Le programme de recherche Micropolit porté par l’Université de Pau et des Pays de l’Adour, vise à mieux comprendre la thématique des micropolluants émergents au niveau côtier et littoral. L’équipe cherche à identifier ces molécules et à comprendre leurs effets néfastes sur les écosystèmes et les espèces vivantes. Rencontre avec Mathilde Monperrus, docteur en chimie, coordinatrice du projet.
Pourquoi surveiller les micropolluants dans l’eau ?
La qualité des eaux de baignade n’est vérifiée que sur ses paramètres bactériologiques et tous ces micropolluants « émergents » ne sont pas encore réglementés. Les stations d’épuration ont été conçues pour traiter à la base des bactéries fécales et de la microbiologie, mais pas pour filtrer de la molécule chimique. Il s’agit, avec ce projet, d’analyser, de rechercher les micropolluants émergents de diverses origines (pesticides, pharmaceutiques, produits de soin, écrans solaires, détergents…), de déterminer leur source et ce que l’on appelle leur réactivité, c’est à dire de comprendre comment ces molécules vont se comporter dans un écosystème, comment vont-elles se dégrader, se transformer et de comprendre les effets. L’autre grande question de recherche, c’est l’effet cocktail, c’est à dire l’effet combiné de ces molécules.
Comment s’est organisé ce programme de recherche ?
Un premier projet s’est déroulé de 2016 à 2020, grâce au soutien de la Région Nouvelle-Aquitaine, avec un financement européen dans le cadre du Feder (Fonds européen de développement régional) et de l’Agence Eau Adour Garonne. L’originalité de Micropolit est d’associer des équipes de scientifiques de différentes disciplines – biologistes, chimistes, physiciens, mathématiciens – de la fédération de recherche Mira (Milieux et ressources aquatiques) ainsi que les chercheurs en sciences sociales du laboratoire Tree du CNRS. Au total, 60 chercheurs et 8 labos ont collaborés sur une vision globale de la connaissance des micropolluants dans les zones estuariennes et côtières. Cette première phase a permis un premier inventaire de la contamination du milieu côtier du sud de l’Aquitaine, la compréhension des principales sources de micropolluants (industrielle, agricole et domestique) leur occurrence et leur devenir dans la zone côtière et leurs impacts sur les organismes aquatiques principalement en termes de bioaccumulation et de biodiversité.

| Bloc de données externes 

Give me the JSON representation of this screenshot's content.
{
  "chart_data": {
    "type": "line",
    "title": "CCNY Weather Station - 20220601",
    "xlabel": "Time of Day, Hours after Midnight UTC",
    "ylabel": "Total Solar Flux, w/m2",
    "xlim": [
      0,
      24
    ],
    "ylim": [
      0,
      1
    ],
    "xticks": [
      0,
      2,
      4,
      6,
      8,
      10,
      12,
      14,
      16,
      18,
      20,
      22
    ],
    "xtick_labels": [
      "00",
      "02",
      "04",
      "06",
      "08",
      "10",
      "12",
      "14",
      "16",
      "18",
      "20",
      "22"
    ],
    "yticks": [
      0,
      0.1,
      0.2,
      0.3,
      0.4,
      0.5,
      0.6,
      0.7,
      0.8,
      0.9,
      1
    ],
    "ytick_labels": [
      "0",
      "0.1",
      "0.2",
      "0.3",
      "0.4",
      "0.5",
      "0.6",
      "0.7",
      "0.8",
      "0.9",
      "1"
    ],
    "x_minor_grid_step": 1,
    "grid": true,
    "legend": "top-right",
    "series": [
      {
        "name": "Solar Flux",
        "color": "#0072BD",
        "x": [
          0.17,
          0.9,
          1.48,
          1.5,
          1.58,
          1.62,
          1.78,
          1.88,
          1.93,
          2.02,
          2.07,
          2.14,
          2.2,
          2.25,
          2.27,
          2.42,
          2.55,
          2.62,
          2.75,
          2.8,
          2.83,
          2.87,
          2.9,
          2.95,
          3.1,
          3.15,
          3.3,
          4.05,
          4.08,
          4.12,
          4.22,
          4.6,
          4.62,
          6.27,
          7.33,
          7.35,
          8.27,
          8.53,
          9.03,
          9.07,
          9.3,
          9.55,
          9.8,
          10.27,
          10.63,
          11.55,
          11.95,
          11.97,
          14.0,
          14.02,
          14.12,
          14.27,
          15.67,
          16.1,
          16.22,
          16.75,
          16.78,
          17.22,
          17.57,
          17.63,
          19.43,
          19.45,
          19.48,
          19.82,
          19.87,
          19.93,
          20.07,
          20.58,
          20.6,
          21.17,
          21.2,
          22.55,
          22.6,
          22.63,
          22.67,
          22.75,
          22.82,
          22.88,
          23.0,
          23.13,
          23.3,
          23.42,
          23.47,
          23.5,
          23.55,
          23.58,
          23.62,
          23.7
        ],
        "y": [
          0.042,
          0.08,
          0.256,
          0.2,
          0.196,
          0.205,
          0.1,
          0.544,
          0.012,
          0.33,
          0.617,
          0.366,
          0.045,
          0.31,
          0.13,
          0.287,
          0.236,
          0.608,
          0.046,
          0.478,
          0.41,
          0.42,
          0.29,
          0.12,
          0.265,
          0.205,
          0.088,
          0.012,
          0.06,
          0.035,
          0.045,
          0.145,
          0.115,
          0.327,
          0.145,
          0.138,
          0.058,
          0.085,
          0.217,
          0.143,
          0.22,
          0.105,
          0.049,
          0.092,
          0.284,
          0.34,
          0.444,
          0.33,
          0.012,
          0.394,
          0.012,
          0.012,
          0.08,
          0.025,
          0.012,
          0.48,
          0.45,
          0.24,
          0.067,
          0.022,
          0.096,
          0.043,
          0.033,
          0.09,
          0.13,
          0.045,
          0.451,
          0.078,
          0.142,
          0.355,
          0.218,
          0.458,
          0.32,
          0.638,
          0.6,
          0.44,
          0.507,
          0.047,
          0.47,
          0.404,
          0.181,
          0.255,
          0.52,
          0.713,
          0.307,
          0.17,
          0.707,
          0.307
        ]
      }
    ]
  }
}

Quelle est la continuité du projet ?
Nous poursuivons nos recherches avec un projet baptisé « MICROPOLIT 2 » grâce au soutien de l’agglomération Pays Basque et de l’UPPA. Les financements étant moindres, nous avons opté pour 3 axes principaux. D’une part, nous avons pu financer une thèse en sociologie qui servira à identifier les leviers d’action pour limiter ces micropolluants dont une grande partie est d’origine domestique (médicament, détergent, produit de soin). Une deuxième action vise à une meilleure identification des sources de ces molécules avec le développement de nouveaux outils pour tracer les empreintes notamment dans les réseaux d’eaux usées. C’est une tâche complexe car il existe beaucoup de molécules différentes dont certaines sont aussi susceptibles de se transformer en d’autres substances. Le troisième axe concerne l’évaluation des impacts physiologiques et écologiques des micropolluants sur les organismes/populations. Nous travaillons notamment sur les poissons migrateurs. Ceux-ci passent par l’estuaire, véritable cocotte-minute des polluants, pour partir se reproduire en eau continentale. Nous avons par exemple découvert qu’un polluant, même à faible dose avait un impact sur certains poissons comme la civelle à migrer.
De quelle manière communiquez-vous ces résultats ?
Nous communiquons beaucoup auprès des scolaires ou avec le grand public lors de « Café des sciences ». Nous sommes souvent confrontés à des questions sur la santé humaine. Bien sûr, on parle du continuum avec les poissons commerciaux, que l’on retrouve dans nos assiettes, mais aussi de notre pouvoir d’agir, notamment pour les éco-anxieux, en changeant nos comportements pour stopper la pollution à la source. Nous répondons aux sollicitations des associations lanceuses d’alerte afin d’apporter des connaissances scientifiques. Nous avons sur le territoire basque un GIS ( Groupement d’Intérêt Scientifique) qui vise à mettre en relation les politiques avec les scientifiques. La qualité des eaux du littoral est au cœur des préoccupations du GIS. Nous avons des discussions par exemple pour trouver des solutions innovantes pour l’amélioration des procédés biologiques existants dans les stations d’épuration.